Sampai akhir tahun 2009, Perum Pegadaian mencatat laba bersih Rp 797,94 miliar,
dengan aset sebanyak Rp 15,67 triliun.
Selama tahun 2010, Pegadaian menargetkan kredit yang dapat tersalurkan sebesar Rp
75,8 triliun. Untuk itu, Pegadaian membutuhkan modal kerja sebesar Rp 7 triliun.
Dana Rp 5 triliun telah didapatkan dari perbankan. Sedangkan sisanya, Rp 2 triliun akan
terpenuhi dari pasar modal dengan penerbitan obligasi yang dijadwalkan di Semester II-
2010.
Visi Pengadaian
Pada tahun 2013 Menjadi ”Champion” dalam pembiayaan Mikro dan Kecil berbasis
Gadai dan Fiducia bagi Masyarakat Menengah ke Bawah.
Misi Pengadaian
Ikut membantu program pemerintah dalam upaya meningkatkan kesejahteraan
masyarakat golongan menengah ke bawah melalui kegiatan utama berupa kredit gadai
dan melakukan usaha lain yang menguntungkan.
II. PEMBAHASAN
Motto menyelesaikan masalah tanpa masalah, yang didengungkan oleh perum
pegadaian nampaknya bukan slogan kosong.
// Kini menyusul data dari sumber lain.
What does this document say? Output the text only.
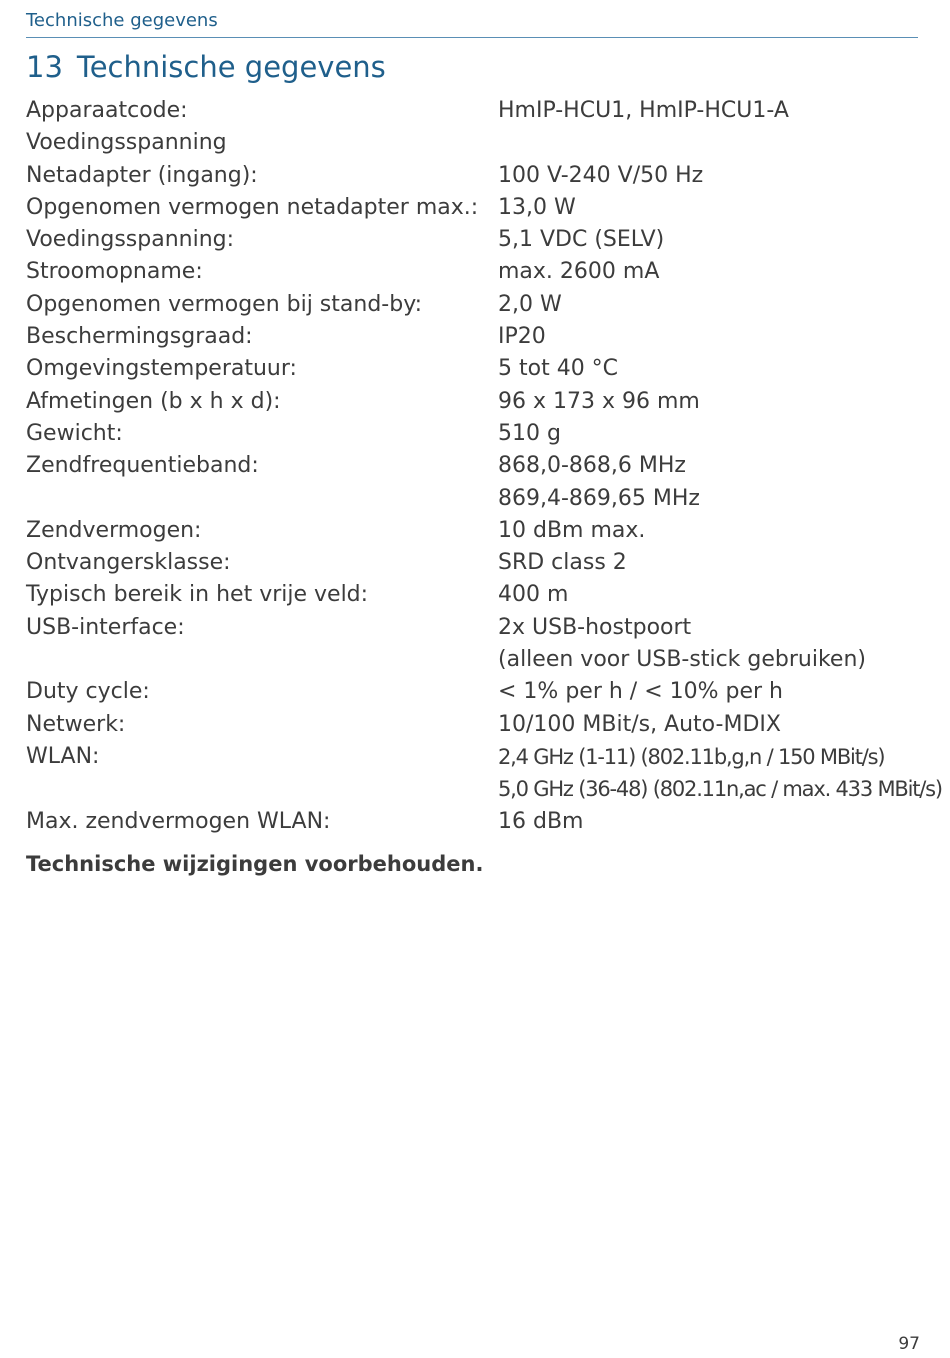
Technische gegevens
13 Technische gegevens
Apparaatcode:	HmIP-HCU1, HmIP-HCU1-A
Voedingsspanning

Netadapter (ingang):	100 V-240 V/50 Hz
Opgenomen vermogen netadapter max.: 13,0 W
Voedingsspanning:	5,1 VDC (SELV)
Stroomopname:	max. 2600 mA
Opgenomen vermogen bij stand-by:	2,0 W
Beschermingsgraad:	IP20
Omgevingstemperatuur:	5 tot 40 °C
Afmetingen (b x h x d):	96 x 173 x 96 mm
Gewicht:	510 g
Zendfrequentieband:	868,0-868,6 MHz
869,4-869,65 MHz
Zendvermogen:	10 dBm max.
Ontvangersklasse:	SRD class 2
Typisch bereik in het vrije veld:	400 m
USB-interface:	2x USB-hostpoort
(alleen voor USB-stick gebruiken)
Duty cycle:	< 1% per h / < 10% per h
Netwerk:	10/100 MBit/s, Auto-MDIX
WLAN:	2,4 GHz (1-11) (802.11b,g,n / 150 MBit/s)
5,0 GHz (36-48) (802.11n,ac / max. 433 MBit/s)
Max. zendvermogen WLAN:	16 dBm
Technische wijzigingen voorbehouden.
97
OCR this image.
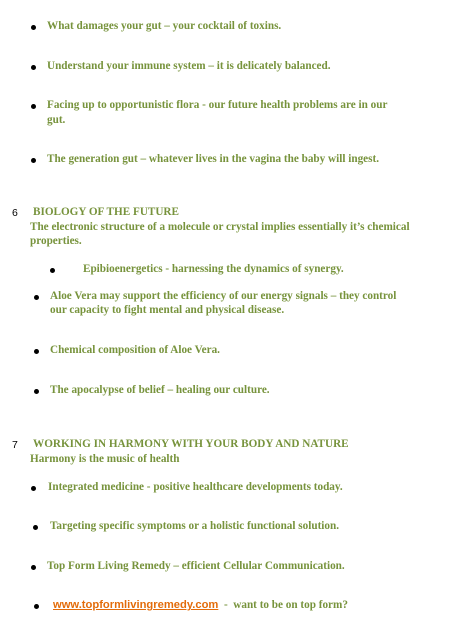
What damages your gut – your cocktail of toxins.
Understand your immune system – it is delicately balanced.
Facing up to opportunistic flora - our future health problems are in our
gut.
The generation gut – whatever lives in the vagina the baby will ingest.
6 BIOLOGY OF THE FUTURE
The electronic structure of a molecule or crystal implies essentially it’s chemical
properties.
Epibioenergetics - harnessing the dynamics of synergy.
Aloe Vera may support the efficiency of our energy signals – they control
our capacity to fight mental and physical disease.
Chemical composition of Aloe Vera.
The apocalypse of belief – healing our culture.
7 WORKING IN HARMONY WITH YOUR BODY AND NATURE
Harmony is the music of health
Integrated medicine - positive healthcare developments today.
Targeting specific symptoms or a holistic functional solution.
Top Form Living Remedy – efficient Cellular Communication.
www.topformlivingremedy.com  -  want to be on top form?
Lembaga yang didirikan oleh pemerintah
kolonial Belanda untuk mengatasi kelompok pelepas uang (lintah darat) pada tahun 1934
ini, eksistensinya dalam membantu perekonomian kelompok masyarakat miskin dan
masyarakat menengah tidak pernah pudar. Selama 72 tahun, orang yang datang ke
pegadaian juga tidak pernah sepi. Bahkan dibeberapa tempat seperti di Banyumas, Pasar
Lama Jatinegara dan Pegaden Jawa Barat, dari adanya pegadaian terbentuk pasar. Hal ini
menandakan bahwa pegadaian telah menjadi tempat berkumpul banyak orang dalam
mengatasi masalah keuangan, sehingga mulai terjadi juga transaksi diluar pegadaian.
Misalnya orang yang ingin mendapatkan uang lebih besar dari nilainya akan menjual
barang yang akan digadai kepada pembeli yang juga sudah datang ke tempat tersebut
untuk membeli barang dengan harga yang relatif murah (barang dari orang yang kepepet
uang).
Istilah gadai sebenarnya sudah dikenal di Indonesia sudah sejak lama yaitu tidak lama
bahkan sebelum orang mengenal uang. Dari adanya sistem gadai inilah sebenarnya
timbul kelompok-kelompok orang kaya yang memberikan pinjaman baik barang
(biasanya sarana produksi dan bahan konsumsi) kepada mereka yang membutuhkan.
Dengan janji memberikan bayaran yang lebih besar dari pinjamannya (diberi bunga).
Dibeberapa tempat di Indonesia penerima gadai (para pemilik barang atau uang) juga
mengambil hasil dari barang yang digadaikan, misalnya memetik kelapa dari kebun
kelapa yang digadaikan, menggunakan perahu (yang digadaikan kepadanya) untuk
menangkap ikan dan menggunakan sawah untuk menanam padi. Dibeberapa tempat
seperti di Bali, ternak bahkan manusia pun bisa digadaikan dengan mempekerjakan
ternak atau manusia yang digadaikan tersebut pada Si Penerima gadai. Dari adanya
konsep gadai inilah mungkin timbul istilah pelepas uang atau money leander atau lintah
darat.
Berkembangnya sistem ekonomi dan sosial, para pelepas uang tersebut adakalanya tidak
meminta lagi agunan atas pinjaman yang diberikan, karena kepercayaan pada Si
Peminjam (keterikatan ekonomi dan emosional antara pemilik uang sebagai patron
dengan peminjam sebagai client yang saling menguntungkan)
Perbedaan dan Persamaan Bank dan Perum Pengadaian
Bagi pengusaha menengah yang sudah lebih besar, terbiasa
berhubungan dengan perbankan karena memerlukan dana yang relatif
besar (antara Rp. 1 miliar sampai dengan Rp. 150 miliar, perum
pegadaian memang bukan merupakan tempat yang tepat bagi mereka
untuk mendapatkan pinjaman modal. Disamping besarnya jumlah
pinjaman yang diperlukan, suku bunga perum pegadaian juga tidak
layak dengan bidang usaha mereka yang umumnya memiliki margin
yang relatif kecil dibandingkan dengan kelompok usaha mikro dan
usaha kecil. Modal utama dari pengusaha besar nampaknya (seperti
terlihat pada tabel 1 di atas) adalah pinjaman dari bank sebesar
43,16% dan pinjaman perorangan (biasanya dari pemegang saham)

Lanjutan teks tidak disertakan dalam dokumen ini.